Visualising a Classification in High Dimension, part 2

April 9, 2015
By

(This article was first published on Freakonometrics » R-english, and kindly contributed to R-bloggers)

A few weeks ago, I published a post on Visualising a Classification in High Dimension, based on the use of a principal component analysis, to get a projection on the first two components. Following that post, I was wondering what could be done in the context of a classification on categorical covariates. A natural idea would be to consider a correspondance analysis, and to run a similar code.

Consider here the dataset used in a recent post,

> source("http://freakonometrics.free.fr/import_data_credit.R")

If we consider a correspondance analysis, we get

> library(FactoMineR)
> acm=MCA(train.db,quali.sup = 
+ which(names(train.db,)=="class"),ncp=10)

For the covariates (including also the variable we want to model, considered here as some supplementary variable), the visualisation – on the first two components – is

and for the individuals

The extension of the previous post (based on a principal component analysis) is easy : based on a point in the (projection) space above, we want to get the point in the original space, use our classifier to get a prediction, then visualise it on that projection. The problem is that when we get back to the original space, we might not end up in some categories: instead of having a gender “male” or “female“, our point might be 83% “male” and 17% “female“. We we can run our classifier in that fuzzy space, that’s fine.
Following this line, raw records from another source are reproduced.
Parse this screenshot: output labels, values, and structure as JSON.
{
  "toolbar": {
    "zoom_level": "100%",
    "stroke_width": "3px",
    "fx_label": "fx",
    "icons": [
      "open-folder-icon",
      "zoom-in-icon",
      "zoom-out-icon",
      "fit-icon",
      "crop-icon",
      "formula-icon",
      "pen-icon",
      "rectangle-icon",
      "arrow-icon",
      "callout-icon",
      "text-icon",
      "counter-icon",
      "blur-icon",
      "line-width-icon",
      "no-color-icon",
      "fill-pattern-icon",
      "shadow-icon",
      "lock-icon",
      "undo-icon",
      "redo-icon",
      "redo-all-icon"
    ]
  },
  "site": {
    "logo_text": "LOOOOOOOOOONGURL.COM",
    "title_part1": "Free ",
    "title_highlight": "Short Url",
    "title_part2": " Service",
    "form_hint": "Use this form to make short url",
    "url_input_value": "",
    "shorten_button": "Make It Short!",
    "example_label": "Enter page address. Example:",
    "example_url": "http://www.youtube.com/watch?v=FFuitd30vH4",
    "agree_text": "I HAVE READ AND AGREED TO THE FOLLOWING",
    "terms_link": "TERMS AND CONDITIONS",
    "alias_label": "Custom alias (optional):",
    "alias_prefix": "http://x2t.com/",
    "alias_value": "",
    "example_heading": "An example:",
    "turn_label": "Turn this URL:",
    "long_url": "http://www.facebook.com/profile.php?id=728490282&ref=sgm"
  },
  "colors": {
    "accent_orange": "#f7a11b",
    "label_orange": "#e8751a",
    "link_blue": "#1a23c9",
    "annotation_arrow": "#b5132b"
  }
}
The good thing is that we can, in the context of a logistic regression (as discussed in a previous post, entitled Classification with Categorical Variables (the fuzzy side)).

I should also mentioned that when I wrote my initial code, I got some technical problem to get back to the original space (one dimension was missing)

> X=tab.disjonctif(train.db[,-which(
+ names(train.db)=="class")])
> ncol(X)
[1] 56
> res.mca = MCA(train.db,quali.sup =
+ which(names(train.db)=="class"),ncp=56)
> ncol(res.mca$var$coord)
[1] 55

So I asked Julie who kindly helped me by sharing some code she got.

> don <- train.db[,-which(names(train.db)=="class")]
> moy.p <- function(V, poids) {
+   res <- sum(V * poids, na.rm = TRUE)/sum(poids[!is.na(V)])
+ }
> row.w = rep(1/nrow(don), nrow(don))
> tab.disj.comp=tab.disjonctif(don)
> M = apply(tab.disj.comp, 2, moy.p, row.w)/ncol(don)
> Z = sweep(tab.disj.comp, 2, apply(tab.disj.comp, 2, moy.p, 
+     row.w), FUN = "/")
> Z = sweep(Z, 2, apply(Z, 2, moy.p, row.w), FUN = "-")
> Zscale = sweep(Z, 2, sqrt(M), FUN = "*")
> svd.Zscale = svd.triplet(Zscale, row.w = row.w)
> eig.shrunk = (svd.Zscale$vs[1:2])

Now, we can get a function that returns a point in the original space (in a fuzzy sense) given a location in the projected space

> reconstruct=function(x1,x2){
+ rec = tcrossprod(sweep(cbind(x1,x2), 2, 
+ eig.shrunk, FUN = "*"), svd.Zscale$V[, 1:2])
+ tab.disj.rec = sweep(rec, 2, sqrt(M), FUN = "/") + matrix(1, 
+ nrow(rec), ncol(rec))
+ tab.disj.rec = sweep(tab.disj.rec, 2, 
+ apply(tab.disj.comp, 2, moy.p, row.w), 
+ FUN = "*")
+ colnames(tab.disj.rec)=colnames(tab.disj.comp)
+ return(tab.disj.rec)
+ }

For instance, if we consider the origin in the projected space

> reconstruct(0,0)[1:10]
 [1] 0.25931677 0.06677019 0.27173913 0.40217391
 [5] 0.42546584 0.48447205 0.09006211 0.29503106
 [9] 0.09161491 0.61335404

This point is actually the avereage individual in our dataset

> (apply(tab.disj.comp,2,mean))[1:4]
       CA < 0 euros      CA > 200 euros 
         0.25931677          0.06677019 
CA in [0-200 euros[ No checking account 
         0.27173913          0.40217391

And indeed, this individual belongs to the fuzzy set of our covariates: this individual has 40% chance to get no account, 26% chance to get a negative balance, 27% to get a positive balance, below 200 euros, and 7% chance to get a positive balance above 200 euros. So it cannot be an actual observation from our dataset.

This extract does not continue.